Before you buy, make sure you understand how the system of apartment co-ownership in France works
What is a copropriété?
The way ownership of apartments in France works is somewhat different to the way it works in the UK, and it is sensible to make sure you understand the differences before proceeding with a purchase.
You will have different types of ownership of various parts of the building. For the apartment itself, you will have full private ownership rather like our freehold ownership. Generally, it is yours to do with as you wish. This is known as a partie privative (private part).
Most of the rest of the apartment block is owned jointly by all the apartment owners. Each owner is said to own a certain number of the common parts of the building and is a co-owner of these parts.
These are the areas that may be used by all of the co-owners, such as corridors, walkways, common parking spaces and so on. The whole building is known as a coproprieté (co-ownership) and the joint owners are called copropriétaires (co-owners).

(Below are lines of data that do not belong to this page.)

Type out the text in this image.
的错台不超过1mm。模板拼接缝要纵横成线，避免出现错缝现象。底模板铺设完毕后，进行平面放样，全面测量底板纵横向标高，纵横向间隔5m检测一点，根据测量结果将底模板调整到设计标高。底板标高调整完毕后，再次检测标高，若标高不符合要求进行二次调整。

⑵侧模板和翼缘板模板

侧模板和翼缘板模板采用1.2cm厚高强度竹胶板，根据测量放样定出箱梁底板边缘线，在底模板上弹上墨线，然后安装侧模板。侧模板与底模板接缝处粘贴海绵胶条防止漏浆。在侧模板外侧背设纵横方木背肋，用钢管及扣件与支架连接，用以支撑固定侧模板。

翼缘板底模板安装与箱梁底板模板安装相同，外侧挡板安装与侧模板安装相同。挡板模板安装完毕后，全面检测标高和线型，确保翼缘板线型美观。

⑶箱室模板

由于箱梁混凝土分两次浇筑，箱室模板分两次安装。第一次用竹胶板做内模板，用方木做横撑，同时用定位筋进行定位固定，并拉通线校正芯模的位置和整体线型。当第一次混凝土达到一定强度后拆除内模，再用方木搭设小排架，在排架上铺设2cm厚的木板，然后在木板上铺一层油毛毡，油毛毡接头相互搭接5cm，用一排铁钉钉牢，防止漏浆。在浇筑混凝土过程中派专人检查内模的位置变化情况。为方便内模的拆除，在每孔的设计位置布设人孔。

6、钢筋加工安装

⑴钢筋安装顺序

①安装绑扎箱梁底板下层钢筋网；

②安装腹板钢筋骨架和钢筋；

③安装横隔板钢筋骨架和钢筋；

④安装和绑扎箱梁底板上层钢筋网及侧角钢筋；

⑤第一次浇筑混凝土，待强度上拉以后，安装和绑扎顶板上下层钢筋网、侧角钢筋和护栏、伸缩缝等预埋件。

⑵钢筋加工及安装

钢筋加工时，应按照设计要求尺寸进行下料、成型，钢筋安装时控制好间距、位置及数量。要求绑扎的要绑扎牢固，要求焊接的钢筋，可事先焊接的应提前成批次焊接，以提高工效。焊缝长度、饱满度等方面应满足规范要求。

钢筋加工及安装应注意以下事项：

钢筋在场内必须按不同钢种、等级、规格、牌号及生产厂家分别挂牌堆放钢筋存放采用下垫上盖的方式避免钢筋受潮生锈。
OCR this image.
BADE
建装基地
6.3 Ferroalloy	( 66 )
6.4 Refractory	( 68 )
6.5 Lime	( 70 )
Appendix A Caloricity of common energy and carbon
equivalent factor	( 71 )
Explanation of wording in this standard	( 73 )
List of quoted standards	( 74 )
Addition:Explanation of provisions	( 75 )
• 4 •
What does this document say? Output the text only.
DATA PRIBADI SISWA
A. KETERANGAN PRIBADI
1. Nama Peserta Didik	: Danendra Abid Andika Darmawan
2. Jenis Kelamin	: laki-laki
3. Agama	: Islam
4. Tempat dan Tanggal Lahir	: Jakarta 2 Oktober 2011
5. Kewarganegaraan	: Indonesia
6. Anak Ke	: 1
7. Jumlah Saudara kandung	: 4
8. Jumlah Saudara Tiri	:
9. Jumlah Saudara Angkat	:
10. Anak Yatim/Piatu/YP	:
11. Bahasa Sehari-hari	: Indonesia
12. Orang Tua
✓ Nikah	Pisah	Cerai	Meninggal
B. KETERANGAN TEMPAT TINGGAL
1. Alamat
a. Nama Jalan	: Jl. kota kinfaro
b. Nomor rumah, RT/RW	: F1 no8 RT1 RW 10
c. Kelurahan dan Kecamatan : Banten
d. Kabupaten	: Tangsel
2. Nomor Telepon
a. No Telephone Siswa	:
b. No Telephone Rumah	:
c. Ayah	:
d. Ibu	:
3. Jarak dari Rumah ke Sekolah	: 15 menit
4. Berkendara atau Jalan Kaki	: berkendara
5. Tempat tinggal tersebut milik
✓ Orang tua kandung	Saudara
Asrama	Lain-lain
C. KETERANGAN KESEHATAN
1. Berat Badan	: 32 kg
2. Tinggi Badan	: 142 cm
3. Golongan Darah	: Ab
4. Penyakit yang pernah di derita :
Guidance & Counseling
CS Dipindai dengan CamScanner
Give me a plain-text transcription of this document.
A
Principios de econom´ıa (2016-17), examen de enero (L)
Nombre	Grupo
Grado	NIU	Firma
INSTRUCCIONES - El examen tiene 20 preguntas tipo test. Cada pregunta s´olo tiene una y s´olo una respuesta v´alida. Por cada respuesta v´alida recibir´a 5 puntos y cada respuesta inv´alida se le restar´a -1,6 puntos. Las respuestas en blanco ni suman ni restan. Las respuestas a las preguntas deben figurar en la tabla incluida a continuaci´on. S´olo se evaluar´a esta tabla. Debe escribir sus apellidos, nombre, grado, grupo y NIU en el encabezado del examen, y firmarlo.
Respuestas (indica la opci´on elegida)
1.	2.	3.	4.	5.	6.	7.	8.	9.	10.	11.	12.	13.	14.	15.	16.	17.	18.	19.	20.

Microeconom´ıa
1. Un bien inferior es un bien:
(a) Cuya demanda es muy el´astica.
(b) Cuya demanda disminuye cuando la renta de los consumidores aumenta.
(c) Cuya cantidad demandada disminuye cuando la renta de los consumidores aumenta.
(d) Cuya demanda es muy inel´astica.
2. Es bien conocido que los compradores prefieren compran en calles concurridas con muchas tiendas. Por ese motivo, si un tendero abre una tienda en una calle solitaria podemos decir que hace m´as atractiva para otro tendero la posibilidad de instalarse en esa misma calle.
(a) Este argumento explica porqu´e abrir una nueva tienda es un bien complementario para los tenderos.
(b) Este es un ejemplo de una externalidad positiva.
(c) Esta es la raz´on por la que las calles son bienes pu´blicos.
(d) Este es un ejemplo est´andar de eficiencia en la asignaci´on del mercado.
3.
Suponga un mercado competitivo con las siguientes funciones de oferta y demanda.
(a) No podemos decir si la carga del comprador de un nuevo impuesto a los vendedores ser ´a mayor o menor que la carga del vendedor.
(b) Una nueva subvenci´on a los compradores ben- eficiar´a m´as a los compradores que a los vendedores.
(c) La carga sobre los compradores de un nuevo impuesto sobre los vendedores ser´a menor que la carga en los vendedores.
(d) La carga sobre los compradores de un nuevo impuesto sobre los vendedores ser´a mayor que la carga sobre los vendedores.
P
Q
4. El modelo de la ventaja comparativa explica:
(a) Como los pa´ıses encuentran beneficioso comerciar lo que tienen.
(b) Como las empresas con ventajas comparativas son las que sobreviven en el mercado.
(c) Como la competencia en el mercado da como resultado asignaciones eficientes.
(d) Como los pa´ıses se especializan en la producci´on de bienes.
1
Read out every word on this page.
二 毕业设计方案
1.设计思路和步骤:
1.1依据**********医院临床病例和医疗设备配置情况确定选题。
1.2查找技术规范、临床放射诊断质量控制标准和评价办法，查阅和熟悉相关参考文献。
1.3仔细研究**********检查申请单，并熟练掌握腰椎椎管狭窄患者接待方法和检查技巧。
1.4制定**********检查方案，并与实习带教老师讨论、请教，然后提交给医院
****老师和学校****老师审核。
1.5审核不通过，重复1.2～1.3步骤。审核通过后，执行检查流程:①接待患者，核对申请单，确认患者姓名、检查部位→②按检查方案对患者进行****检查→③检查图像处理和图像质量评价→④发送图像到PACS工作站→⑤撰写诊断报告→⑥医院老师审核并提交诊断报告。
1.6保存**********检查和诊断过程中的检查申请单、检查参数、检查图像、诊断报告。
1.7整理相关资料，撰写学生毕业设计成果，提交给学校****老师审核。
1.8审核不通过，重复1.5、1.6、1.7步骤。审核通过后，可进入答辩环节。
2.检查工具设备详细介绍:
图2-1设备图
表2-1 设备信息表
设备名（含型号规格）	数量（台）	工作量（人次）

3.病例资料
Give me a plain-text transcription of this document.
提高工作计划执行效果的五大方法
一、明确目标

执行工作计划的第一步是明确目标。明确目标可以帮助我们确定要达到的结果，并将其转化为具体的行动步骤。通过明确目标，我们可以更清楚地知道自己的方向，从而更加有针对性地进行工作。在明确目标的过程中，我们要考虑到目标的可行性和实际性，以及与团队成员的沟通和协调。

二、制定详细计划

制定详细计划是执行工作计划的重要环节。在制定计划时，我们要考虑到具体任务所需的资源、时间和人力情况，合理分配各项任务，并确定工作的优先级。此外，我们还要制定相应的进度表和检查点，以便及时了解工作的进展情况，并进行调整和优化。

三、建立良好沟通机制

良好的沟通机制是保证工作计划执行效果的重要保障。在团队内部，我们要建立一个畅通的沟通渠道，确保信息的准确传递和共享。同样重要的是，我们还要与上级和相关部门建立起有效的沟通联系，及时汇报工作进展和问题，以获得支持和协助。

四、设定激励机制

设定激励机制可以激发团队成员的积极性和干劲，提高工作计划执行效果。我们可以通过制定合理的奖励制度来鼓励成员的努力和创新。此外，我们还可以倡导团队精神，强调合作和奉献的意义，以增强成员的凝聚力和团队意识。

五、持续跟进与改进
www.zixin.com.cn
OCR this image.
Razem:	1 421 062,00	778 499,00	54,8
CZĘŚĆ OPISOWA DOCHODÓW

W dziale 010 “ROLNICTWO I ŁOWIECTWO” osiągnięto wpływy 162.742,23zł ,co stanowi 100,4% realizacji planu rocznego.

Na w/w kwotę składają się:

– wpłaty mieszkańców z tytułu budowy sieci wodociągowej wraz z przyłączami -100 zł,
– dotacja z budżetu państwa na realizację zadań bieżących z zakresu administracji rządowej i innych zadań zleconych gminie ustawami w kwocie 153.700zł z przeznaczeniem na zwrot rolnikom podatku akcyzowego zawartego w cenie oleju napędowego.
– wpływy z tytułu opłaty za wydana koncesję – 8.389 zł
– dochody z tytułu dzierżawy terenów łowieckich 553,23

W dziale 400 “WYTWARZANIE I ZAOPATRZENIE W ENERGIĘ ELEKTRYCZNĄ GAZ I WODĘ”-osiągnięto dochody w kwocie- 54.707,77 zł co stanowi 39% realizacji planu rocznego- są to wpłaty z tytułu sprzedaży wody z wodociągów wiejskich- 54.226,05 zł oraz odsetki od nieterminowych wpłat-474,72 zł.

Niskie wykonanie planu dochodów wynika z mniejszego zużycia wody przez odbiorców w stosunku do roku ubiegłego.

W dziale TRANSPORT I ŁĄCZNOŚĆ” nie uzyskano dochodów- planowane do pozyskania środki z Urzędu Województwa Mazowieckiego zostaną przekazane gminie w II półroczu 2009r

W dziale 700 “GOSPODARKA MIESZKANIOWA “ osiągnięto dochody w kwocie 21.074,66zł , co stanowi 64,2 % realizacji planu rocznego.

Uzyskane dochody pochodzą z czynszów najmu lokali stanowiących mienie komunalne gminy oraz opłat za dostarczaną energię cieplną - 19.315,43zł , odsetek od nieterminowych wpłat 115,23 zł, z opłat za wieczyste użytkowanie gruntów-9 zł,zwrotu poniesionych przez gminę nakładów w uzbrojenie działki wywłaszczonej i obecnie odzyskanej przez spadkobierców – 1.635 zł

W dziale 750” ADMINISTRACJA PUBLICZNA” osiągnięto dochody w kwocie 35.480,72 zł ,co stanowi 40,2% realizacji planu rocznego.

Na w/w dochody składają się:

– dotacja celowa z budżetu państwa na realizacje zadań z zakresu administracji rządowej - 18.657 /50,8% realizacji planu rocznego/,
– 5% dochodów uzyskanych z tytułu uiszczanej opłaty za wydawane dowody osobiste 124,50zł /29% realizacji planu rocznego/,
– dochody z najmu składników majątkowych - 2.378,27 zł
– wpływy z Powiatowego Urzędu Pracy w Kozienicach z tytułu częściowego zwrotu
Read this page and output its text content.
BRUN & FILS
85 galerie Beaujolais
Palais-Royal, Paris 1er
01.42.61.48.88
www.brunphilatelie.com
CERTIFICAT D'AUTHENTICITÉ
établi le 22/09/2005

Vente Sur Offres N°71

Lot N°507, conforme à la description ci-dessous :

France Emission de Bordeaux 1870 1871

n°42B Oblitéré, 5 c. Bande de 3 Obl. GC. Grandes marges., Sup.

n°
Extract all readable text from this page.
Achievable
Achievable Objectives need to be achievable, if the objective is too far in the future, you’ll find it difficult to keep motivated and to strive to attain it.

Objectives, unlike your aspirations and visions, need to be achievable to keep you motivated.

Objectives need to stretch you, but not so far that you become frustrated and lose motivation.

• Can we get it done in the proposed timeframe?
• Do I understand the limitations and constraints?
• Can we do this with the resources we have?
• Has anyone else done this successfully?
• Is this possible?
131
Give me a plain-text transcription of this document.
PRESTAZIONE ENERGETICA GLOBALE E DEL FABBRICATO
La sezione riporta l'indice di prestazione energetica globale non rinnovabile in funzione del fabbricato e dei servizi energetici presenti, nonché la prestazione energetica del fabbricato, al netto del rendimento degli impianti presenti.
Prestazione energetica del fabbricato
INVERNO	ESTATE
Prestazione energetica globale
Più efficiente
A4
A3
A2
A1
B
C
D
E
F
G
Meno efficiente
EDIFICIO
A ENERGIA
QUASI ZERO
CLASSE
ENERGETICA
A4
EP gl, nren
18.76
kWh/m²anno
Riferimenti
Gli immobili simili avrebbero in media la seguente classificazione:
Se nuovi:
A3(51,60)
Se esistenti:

Each owner will be allocated a share of the common parts based mainly on the size of the private parts of the property owned by them. Each owner pays maintenance charges according to the number of private parts owned. There may be other parts that are owned privately such as ski lockers, storage rooms and private parking spaces. Some parts may be owned jointly by the co-ownership but used by only one of the owners. These are common parts of which an owner has exclusive use (jouissance privative), such as a garden on the ground floor.
It is important to check at the time of purchase who is responsible for the cost of maintaining these parts. It will depend what was agreed with the co-ownership when the space was allocated for exclusive use.
How does a copropriété work?
The owners are jointly responsible for running and maintaining the building and therefore it is necessary to have some rules and regulations, which are all contained in a document called the règlement de copropriété. This document states what can and cannot be done in and around the building, such as:
• not leaving bicycles or other equipment in the corridors
• not parking in spaces which have not been allocated for the purpose
• not causing a nuisance to neighbours with noise or vibration
• not painting your shutters a colour which has not been agreed by the co-ownership.
There will be many others, but generally these rules are for the benefit of all concerned. They are mainly to do with preserving the appearance of the building and maintaining harmonious relations.
Also contained in the règlement de copropriété are the regulations relating to meetings. All co-ownerships must have an annual general meeting as a minimum legal requirement but there will be provision for other meetings that may be needed, for example if urgent works are necessary.
There will be information on how voting takes place and decisions made, i.e. unanimously or by majority. The day-to-day management of the building, organisation of repairs and so on is usually entrusted to a syndic (manager), who may be one of the owners or perhaps an estate agent. The syndic may be aided by a syndicat (committee).
Important documents for buyers en copropriété
Since the Loi Alur came into force in 2015, vendors are obliged to provide certain documents and information to purchasers of their apartment, including the règlement de copropriété, which was often not previously provided until the day of completion of the sale. As this document can be 100 pages long, the buyer could hardly be expected to acquaint himself with the contents while standing in the notaire’s office!
Among the other documents that purchasers are entitled to receive are:
• the maintenance record for the property
• financial information relating to the co-ownership – who owes what to who
• minutes of the last three annual general co-ownership meetings
• technical reports to show whether there is any asbestos or lead in the building, whether it is affected by termites and so on. Be sure to obtain reports for both the private and common parts of the property.
As the size of the apartment is the main criteria for determining the value, when you buy one you are entitled under the law known as Loi Carrez to be given a certificate showing the habitable surface area measurement. If it transpires that the actual measurement is more than 5% less than this, you would be entitled to claim a corresponding reduction in the price, as long as you claim this within one year of signing the acte de vente (sale deed).
Charges and contracts
The law provides that, in the context of a sale, co-ownership charges are paid for by whoever is the owner at the time the demand for payment is made by co-ownership management. However, it is possible for the co-owners to derogate from these provisions if they wish. As charges are usually made quarterly, if completion of the sale takes place towards the end of the quarter it may not be fair to make the purchaser pay for the whole period as they did not own the property for most of that time.
The parties are free to agree between themselves how to deal with this and provisions should be made at an early stage, i.e. in the contract.
Regarding works to be carried out on the building, this should also be the subject of an agreement between the parties. For example, it might be fairer for the vendor to pay for all works already agreed, and for the purchaser to pay for works agreed after signing the sale agreement, or the acte de vente.
If major works have already been agreed, you may not want to take responsibility for this expense so soon after taking ownership. Ensure that you have a clause in your contract that is suitable in the circumstances.
Of course, no one knows what might happen in the future but some careful scrutiny of documentation at the purchase stage will enable you to be sure that you are buying into a co-ownership which is, at least currently, harmonious and trouble free.